I think this is an instance of the well-known problem of "restriction of
range", which can reduce correlation coefficients (a popular correction
is known as Thorndike Case 2 and is implemented in rangeCorrection() in
the "psych" package).

But isn't this different from the effect that Vanhove pointed out?

As an aside, it appears that restricted ranges can also *increase*
correlations in some circumstances (Wiseman, 1967; Zimmerman and
Williams, 2000).


Wiseman, S. (1967). The effect of restriction of range upon correlation
coefficients. British Journal of Educational Psychology, 37, 248–252.

Zimmerman, D. W., & Williams, R. H. (2000). Restriction of range and
correlation in outlier-prone distributions. Applied Psychological
Measurement, 24, 267–280. http://dx.doi.org/10.1177/01466210022031741

> I noticed in the earlier discussion an implication that by sampling
> towards the extremes of a distribution, the correlation is somehow
> inflated. I wouldn't say that -- it's larger, but it's probably
> usually more accurate to say that by sampling only in the middle of a
> distribution, the correlation is deflated. At least that's what I
> learned from File:Correlation_range_dependence.svg ?
>         Hi everyone
>         Thanks for your all your help! I probably should have given a
>         bit more information at the start: These particular data are
>         made up but represent the proportion of past vs present-tense
>         forms in (X axis) an input corpus and (Y axis) an elicited
>         production study.
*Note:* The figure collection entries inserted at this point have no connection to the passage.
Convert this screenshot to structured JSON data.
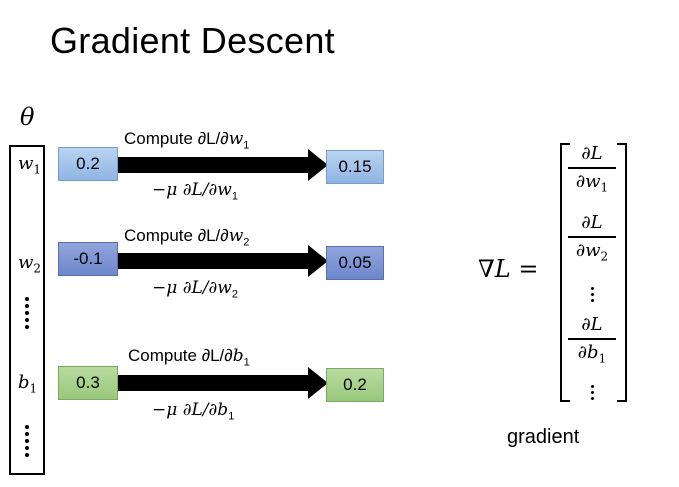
{
  "title": "Gradient Descent",
  "theta_symbol": "θ",
  "params": [
    {
      "sym": "w",
      "sub": "1",
      "value": "0.2",
      "compute_prefix": "Compute ∂L/∂",
      "update_prefix": "−μ ∂L/∂",
      "new_value": "0.15"
    },
    {
      "sym": "w",
      "sub": "2",
      "value": "-0.1",
      "compute_prefix": "Compute ∂L/∂",
      "update_prefix": "−μ ∂L/∂",
      "new_value": "0.05"
    },
    {
      "sym": "b",
      "sub": "1",
      "value": "0.3",
      "compute_prefix": "Compute ∂L/∂",
      "update_prefix": "−μ ∂L/∂",
      "new_value": "0.2"
    }
  ],
  "gradient_symbol": "∇L =",
  "gradient_entries": [
    {
      "num": "∂L",
      "den_sym": "∂w",
      "den_sub": "1"
    },
    {
      "num": "∂L",
      "den_sym": "∂w",
      "den_sub": "2"
    },
    {
      "num": "∂L",
      "den_sym": "∂b",
      "den_sub": "1"
    }
  ],
  "gradient_label": "gradient",
  "colors": {
    "w1_box": "#9dc0ea",
    "w2_box": "#7a92d3",
    "b1_box": "#a7d08b"
  }
}
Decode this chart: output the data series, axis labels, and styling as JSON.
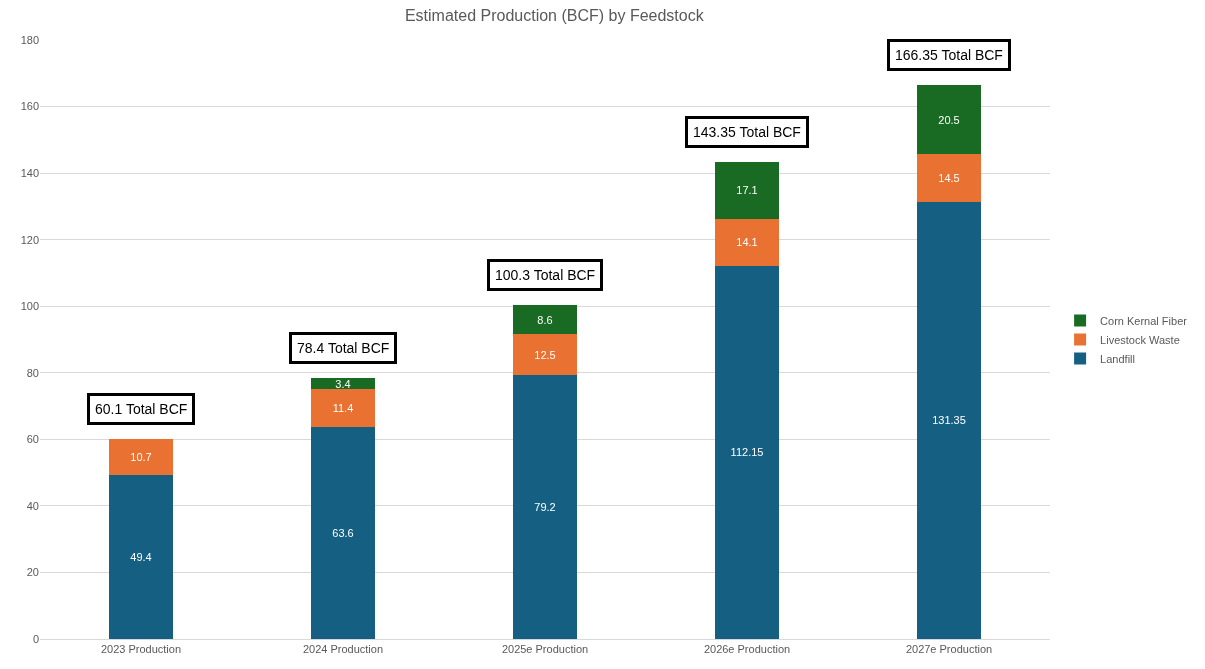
{
  "chart_data": {
    "type": "bar",
    "title": "Estimated Production (BCF) by Feedstock",
    "categories": [
      "2023 Production",
      "2024 Production",
      "2025e Production",
      "2026e Production",
      "2027e Production"
    ],
    "series": [
      {
        "name": "Landfill",
        "color": "#156082",
        "values": [
          49.4,
          63.6,
          79.2,
          112.15,
          131.35
        ]
      },
      {
        "name": "Livestock Waste",
        "color": "#e97132",
        "values": [
          10.7,
          11.4,
          12.5,
          14.1,
          14.5
        ]
      },
      {
        "name": "Corn Kernal Fiber",
        "color": "#196b24",
        "values": [
          null,
          3.4,
          8.6,
          17.1,
          20.5
        ]
      }
    ],
    "stacked": true,
    "data_labels": true,
    "totals": [
      "60.1 Total BCF",
      "78.4 Total BCF",
      "100.3 Total BCF",
      "143.35 Total BCF",
      "166.35 Total BCF"
    ],
    "ylim": [
      0,
      180
    ],
    "yticks": [
      0,
      20,
      40,
      60,
      80,
      100,
      120,
      140,
      160,
      180
    ],
    "grid": "y",
    "legend": "right"
  }
}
We deliberately chose highly past-biased or
>         present-biased verbs (though I’m now wondering if this was a
>         mistake).
>         The impression I’m getting from the replies so far is that
>         this is probably OK - and that the effect we get is meaningful
>         - though its size will have been inflated by our choice of
>         highly biased verbs.
>         We are now planning a follow-up study and would be interested
>         to hear people’s views on whether we should again choose
>         highly biased verbs (to make it more likely that we will
>         detect an effect if there is one to be found) or sample evenly
>         across the distribution (to get a more realistic estimate of
>         the size of any effect - not that this is particularly
>         important for our purposes).
>         Thanks
>         Ben
>         Hi Ben,
>         Just another perspective on what everyone else is saying: just
>         think carefully about why your distributions look like they
>         are.  That is, each variable is extremely bimodal.  Why?  If
>         it's an artifact of how you sampled, then Jan's point is
>         especially relevant.  If there is some underlying categorical
>         structure, like classes of "high" and "low" values for both
>         variables, then you probably just want something like a
>         contingency table, and the variation around each class "cloud"
>         could just be a type of measurement error.  So maybe a simple
>         correlation isn't necessarily going to give you the "wrong"
>         inference, but it's missing something potentially very
>         important about how your data is structured.
>         -scott
>         Hello Ben,
>         An additional thing you may want to consider is that
>         extreme-group sampling can lead to systematically larger
>         effect sizes than ordinary sampling:
>         ---
>         library(MASS)
>         sim.cors <- function(n = 100) {
>         dat <- mvrnorm(n, Sigma = matrix(c(1, 0.8, 0.8, 1), 2), mu =
>         c(0, 0))
>         cor.tot <- cor(dat)[1, 2]
>         cor.reduced <- cor(dat[rank(dat[,1]) <= 10 | rank(dat[,1]) >=
>         91, ])[1, 2]
>         return(list(cor.tot, cor.reduced))
>         }
>         cors <- replicate(1e3, sim.cors())
>         plot(unlist(cors[1, ]), unlist(cors[2, ]),
>              xlim = c(0.6, 1), ylim = c(0.6, 1),
>              xlab = "correlation full range",
>              ylab = "correlation extreme cases")
>         abline(a = 0, b = 1, lwd = 2, col = "blue")
>         ---
>         I.e., for the same bivariate relationship, you'll end up with
>         larger correlation coefficients if you've sampled at the
>         extremes (largest and lowest values) than if you were
>         indiscriminate in your choice of x-values. This may be
>         important if you want to use the correlation coefficient to
>         communicate the strength of the bivariate relationship.
>         Regression coefficients don't show this effect (from an
>         earlier simulation I ran):
>         Cheers,
>         Jan
>         Hi
>         Is anyone able to advise on the following- probably very naive
>         - question? Is it problematic to run/interpret a correlation
>         that is driven by extreme values like this?
>         Xaxis=c(1,3,3,5,6,8,85,87,90,92,97,98)
>         Yaxis=c(2,10,8,4,12,2,85,80,94,82,80,87)
>         Data = data.frame(Xaxis,Yaxis)
>         plot(Data$Xaxis, Data$Yaxis)
>         And if it is problematic, would lme models (where these
>         datapoints represent - for example - the by-item means) also
>         inherit the same problems?
>         Thanks
>         Ben
>         <Rplot.jpeg>